The UK Stroke Association
The UK Stroke Association provides specialist support, funds critical research and campaigns to make sure people affected by stroke get the very best care and support to rebuild their lives after stroke. We focus our research funding into capacity building in stroke research across multiple disciplines, as well as ensuring we support research that can impact the lives of people with and after stroke. Funding robust and implementable rehabilitation and recovery research is therefore a key priority for us. We will be making the necessary changes to our grant funding processes to support researchers to adopt these new recommendations, and we urge other funders to do so too.
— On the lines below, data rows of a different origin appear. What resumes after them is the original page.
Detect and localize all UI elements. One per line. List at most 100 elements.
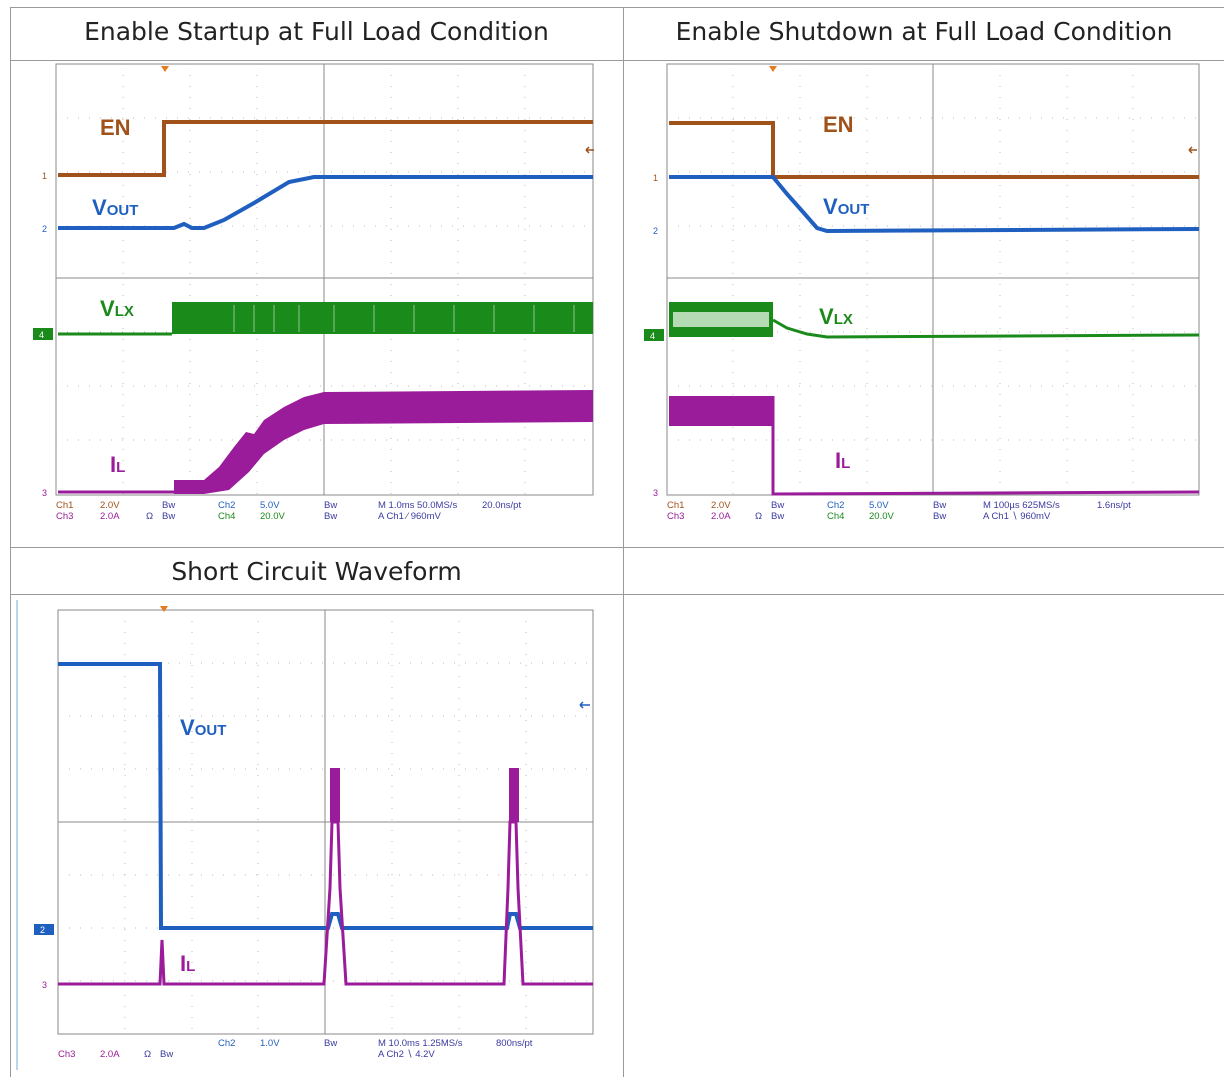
- shutdown-vlx-trace: [772, 318, 1200, 339]
- svg-text:1.6ns/pt: 1.6ns/pt: [1097, 500, 1131, 511]
- short-trigger-level-arrow: [579, 701, 590, 709]
- startup-en-label: EN: [100, 115, 131, 140]
- svg-text:A Ch1 ∕ 960mV: A Ch1 ∕ 960mV: [378, 511, 442, 522]
- shutdown-vout-trace: [669, 175, 1200, 234]
- svg-text:Bw: Bw: [933, 500, 946, 511]
- table-border-top: [10, 7, 1224, 8]
- shutdown-vout-label: VOUT: [823, 194, 869, 219]
- short-marker-3: 3: [42, 980, 47, 990]
- svg-text:Bw: Bw: [324, 1038, 337, 1049]
- startup-scope: EN VOUT VLX IL 1 2 4 3 Ch1 2.0V Ch3 2.0A…: [33, 63, 594, 522]
- svg-text:Bw: Bw: [771, 511, 784, 522]
- startup-grid: [55, 63, 594, 496]
- svg-text:Bw: Bw: [160, 1049, 173, 1060]
- svg-text:20.0V: 20.0V: [869, 511, 894, 522]
- svg-text:2.0V: 2.0V: [100, 500, 120, 511]
- svg-text:5.0V: 5.0V: [260, 500, 280, 511]
- svg-text:Bw: Bw: [162, 500, 175, 511]
- svg-text:2.0V: 2.0V: [711, 500, 731, 511]
- svg-text:Bw: Bw: [771, 500, 784, 511]
- svg-text:Bw: Bw: [324, 511, 337, 522]
- startup-marker-1: 1: [42, 171, 47, 181]
- svg-text:Ch2: Ch2: [827, 500, 844, 511]
- table-border-row3: [10, 594, 1224, 595]
- startup-vlx-label: VLX: [100, 296, 134, 321]
- short-marker-2: 2: [40, 925, 45, 935]
- svg-text:A Ch1 ∖ 960mV: A Ch1 ∖ 960mV: [983, 511, 1051, 522]
- short-circuit-scope: VOUT IL 2 3 Ch3 2.0A Ω Bw Ch2 1.0V Bw M …: [34, 606, 594, 1060]
- startup-marker-3: 3: [42, 488, 47, 498]
- shutdown-en-label: EN: [823, 112, 854, 137]
- short-vout-fall-edge: [159, 663, 162, 929]
- short-il-pulse-2: [509, 768, 519, 822]
- svg-text:Ch4: Ch4: [218, 511, 235, 522]
- svg-text:2.0A: 2.0A: [100, 1049, 120, 1060]
- svg-text:Ch2: Ch2: [218, 500, 235, 511]
- svg-text:Ch1: Ch1: [56, 500, 73, 511]
- startup-trigger-marker: [161, 66, 169, 72]
- svg-text:Bw: Bw: [933, 511, 946, 522]
- short-marker-2-bg: [34, 924, 54, 935]
- startup-marker-2: 2: [42, 224, 47, 234]
- table-border-left: [10, 7, 11, 1077]
- svg-text:1.0V: 1.0V: [260, 1038, 280, 1049]
- svg-text:5.0V: 5.0V: [869, 500, 889, 511]
- shutdown-vlx-band-noise: [673, 312, 769, 327]
- startup-readout: Ch1 2.0V Ch3 2.0A Ω Bw Bw Ch2 5.0V Ch4 2…: [56, 500, 521, 522]
- shutdown-trigger-level-arrow: [1188, 146, 1197, 154]
- svg-text:Ch3: Ch3: [667, 511, 684, 522]
- startup-il-label: IL: [110, 452, 125, 477]
- short-circuit-title: Short Circuit Waveform: [171, 557, 462, 586]
- shutdown-il-trace: [771, 396, 1200, 496]
- svg-text:M 100µs 625MS/s: M 100µs 625MS/s: [983, 500, 1060, 511]
- short-il-pulse-1: [330, 768, 340, 822]
- svg-text:M 10.0ms 1.25MS/s: M 10.0ms 1.25MS/s: [378, 1038, 463, 1049]
- svg-text:2.0A: 2.0A: [100, 511, 120, 522]
- short-scope-left-bar: [16, 600, 18, 1070]
- shutdown-trigger-marker: [769, 66, 777, 72]
- svg-text:Ω: Ω: [146, 511, 153, 522]
- shutdown-marker-3: 3: [653, 488, 658, 498]
- svg-text:Ch4: Ch4: [827, 511, 844, 522]
- shutdown-scope: EN VOUT VLX IL 1 2 4 3 Ch1 2.0V Ch3 2.0A…: [644, 63, 1200, 522]
- svg-text:Ω: Ω: [755, 511, 762, 522]
- shutdown-marker-2: 2: [653, 226, 658, 236]
- svg-text:Bw: Bw: [324, 500, 337, 511]
- svg-text:Ch3: Ch3: [56, 511, 73, 522]
- startup-marker-4-bg: [33, 328, 53, 340]
- table-border-middle: [623, 7, 624, 1077]
- svg-text:2.0A: 2.0A: [711, 511, 731, 522]
- svg-text:20.0ns/pt: 20.0ns/pt: [482, 500, 521, 511]
- shutdown-vlx-label: VLX: [819, 304, 853, 329]
- startup-marker-4: 4: [39, 330, 44, 340]
- startup-vlx-switching-band: [172, 302, 593, 334]
- svg-text:Ch1: Ch1: [667, 500, 684, 511]
- startup-il-envelope: [174, 390, 593, 494]
- short-readout: Ch3 2.0A Ω Bw Ch2 1.0V Bw M 10.0ms 1.25M…: [58, 1038, 533, 1060]
- svg-text:M 1.0ms 50.0MS/s: M 1.0ms 50.0MS/s: [378, 500, 457, 511]
- startup-vout-label: VOUT: [92, 195, 138, 220]
- short-il-label: IL: [180, 951, 195, 976]
- svg-text:Ch3: Ch3: [58, 1049, 75, 1060]
- svg-text:20.0V: 20.0V: [260, 511, 285, 522]
- svg-text:Ω: Ω: [144, 1049, 151, 1060]
- startup-vout-trace: [58, 175, 593, 230]
- table-border-row1: [10, 60, 1224, 61]
- shutdown-readout: Ch1 2.0V Ch3 2.0A Ω Bw Bw Ch2 5.0V Ch4 2…: [667, 500, 1131, 522]
- shutdown-il-band: [669, 396, 773, 426]
- shutdown-title: Enable Shutdown at Full Load Condition: [675, 17, 1173, 46]
- shutdown-grid: [666, 63, 1200, 496]
- short-vout-label: VOUT: [180, 715, 226, 740]
- table-border-row2: [10, 547, 1224, 548]
- startup-trigger-level-arrow: [585, 146, 594, 154]
- shutdown-marker-1: 1: [653, 173, 658, 183]
- svg-text:A Ch2 ∖ 4.2V: A Ch2 ∖ 4.2V: [378, 1049, 435, 1060]
- shutdown-il-label: IL: [835, 448, 850, 473]
- startup-en-trace: [58, 120, 593, 177]
- svg-text:Ch2: Ch2: [218, 1038, 235, 1049]
- shutdown-marker-4-bg: [644, 329, 664, 341]
- short-il-trace: [58, 820, 593, 986]
- shutdown-marker-4: 4: [650, 331, 655, 341]
- short-trigger-marker: [160, 606, 168, 612]
- startup-title: Enable Startup at Full Load Condition: [84, 17, 549, 46]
National Stroke Foundation, Australia
The Stroke Foundation is a national charity that partners with the community to prevent, treat and beat stroke. The Stroke Foundation Research Program aims to support and translate high-quality research that will lead to changes in practice, policy and knowledge resulting in prevention of stroke and improved quality of life for stroke survivors, their families and/or carers. We support stroke research in three different ways:
Funding annual research grants to promote stroke research capacity and generate new stroke knowledge.
Building strong partnerships to improve stroke research outcomes.
Leveraging all Stroke Foundation activities to deliver better outcomes for stroke care through research. This includes the consideration of work done in programme planning and evaluation, better use of the extensive data held by the Stroke Foundation and a focus on research priority areas.
Canadian Partnership for Stroke Recovery
The CPSR is a unique, national partnership focused exclusively on stroke recovery. We bring together the top researchers in Canada to collaborate, advance discovery, test new approaches, conduct clinical trials and deliver new knowledge to the people who can apply it. We focus on strategic, translational research and multi-disciplinary training programmes. We used the first SRRR publications as required background preparation for applicants prior to the launch of our most recent funding call. Headquartered at the University of Ottawa, the CPSR is a joint initiative of the Heart and Stroke Foundation and Canada’s leading stroke recovery research centres.
Footnotes
Declaration of Conflicting Interests
Dale Corbett has been an active participant in the SRRR deliberations as well as being Scientific Director of the Canadian Partnership for Stroke Recovery.